Exterior wood siding is precisely manufactured to standardized sizes. Plain bevel siding is designed to be lapped so that it will shed water and give a dustproof and windproof covering. All the same, spacing for siding should be carefully laid out before the first board is applied.
The bottom of the board that passes over the top of the first floor windows should coincide with the top of the window cap. (See Figure) To determine the maximum board spacing or exposure, deduct the minimum lap from the overall width of the siding. The number of board spaces between the top of the window and the bottom of the first course at the foundation wall should be such that the maximum exposure will not be exceeded. This may mean that the boards will have less than the maximum exposure.
Siding starts with the bottom course of boards at the foundation, blocked out as illustrated here. Sometimes the siding is started on a water table, which is a projecting member at the top of the foundation to throw off water. Each succeeding course overlaps the upper edge of the lower course. The minimum head lap is 1 inch for 4 and 6 inch widths and 1 ¼ inches for widths over 6 inches.
A “story pole” is a template guide that helps in layout. You can make one with these steps:
- 1. Lay out distance from the soffit to about 1 inch blow the top of the foundation.
2. Divide this distance into spaces equal to the width of the siding minus the lap-over.
3. Adjust lap allowance, respecting minimum requirements, so the spaces are equal.
4. Where possible, adjust spacing so that single pieces of siding will continuously run above and below window and other openings
5. Mark the position of the top of each siding board on the story pole, a 1 X 2 or 1 x 4 length of lumber
Hold the story pole in place at each inside and outside corner of the wall and transfer the marks to the wall, and to window and door casing structure.
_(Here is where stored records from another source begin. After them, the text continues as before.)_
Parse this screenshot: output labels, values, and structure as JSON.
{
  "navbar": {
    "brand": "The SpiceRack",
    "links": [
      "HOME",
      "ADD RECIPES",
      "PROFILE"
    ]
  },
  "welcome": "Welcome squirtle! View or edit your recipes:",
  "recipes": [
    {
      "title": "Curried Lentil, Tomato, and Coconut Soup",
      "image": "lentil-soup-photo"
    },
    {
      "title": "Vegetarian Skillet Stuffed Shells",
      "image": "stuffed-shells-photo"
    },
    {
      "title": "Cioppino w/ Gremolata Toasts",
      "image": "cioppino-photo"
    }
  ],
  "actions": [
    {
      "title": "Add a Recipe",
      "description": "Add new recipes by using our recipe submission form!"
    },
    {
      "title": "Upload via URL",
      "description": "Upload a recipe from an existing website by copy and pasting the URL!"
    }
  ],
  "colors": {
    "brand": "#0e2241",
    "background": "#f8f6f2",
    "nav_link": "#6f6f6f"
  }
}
If you like, you can also set nails at the mark points, in order to string a length of line between them horizontally for aligning boards.
The joints between boards in adjacent courses should be staggered as much as possible. Butt joints should always be made on a stud, or where boards butt against window and door casings and corner boards. The siding should be carefully fitted and be in close contact with the member or adjacent piece.
Some carpenters fit the boards so tightly that they have to spring the boards in place. This assures a tight joint. Loose-fitting joints allow water to get behind the siding and therby cause paint deterioration around the joints and also set up conditions conducive to decay at the ends of the boards.
Nails cost little in comparison to wood materials and labor, but using good quality nails is important. Why buy siding that will last for many years and then fasten it with nails that will rust after a few rainy seasons? Rust-resistant nails will hold siding permanently and not disfigure light-colored paint surfaces. Galvanized, zinc-coated steel or aluminum should be used.
Two types of nails are generally used to install siding, one having a small head and the other a slightly larger head. The small-head casing nail is set, driven with a nail set, about 1/16 inch below the surface of the siding. The hole is filled with putty after the prime coat of paint is applied. The large-head nail is driven flush with the siding face, with the head being later covered with paint.
Bevel siding should be face-nailed to each stud with noncorrosive nails, the size depending on the thickness of the siding and the type of siding used. For ½ inch siding over wood or plywood sheathing, use sixpenny nails; and over fiberboard or gypsum sheathing, use eightpenny nails. For ¾ inch siding over wood or plywood sheathing, use sevenpenny nails, and ninepenny nails for gypsum or fiberboard sheathing. The nails are generally placed about ½ inch above the butt edge, in which case it passes through the upper edge of the lower course of siding.
Another method recommended for bevel siding by most associations representing siding manufacturers is to drive nails through the siding just above the lap so that the nail misses the thin edge of the piece of siding underneath. The latter method permits expansion and contraction of the siding board with seasonal changes in moisture content, thus minimizing tendency to cup or split that may occur when both edges of the board are nailed. Since the amount of swelling and shrinking is proportional to the width of the material, nailing above the lap is more important in wide siding than in narrow siding.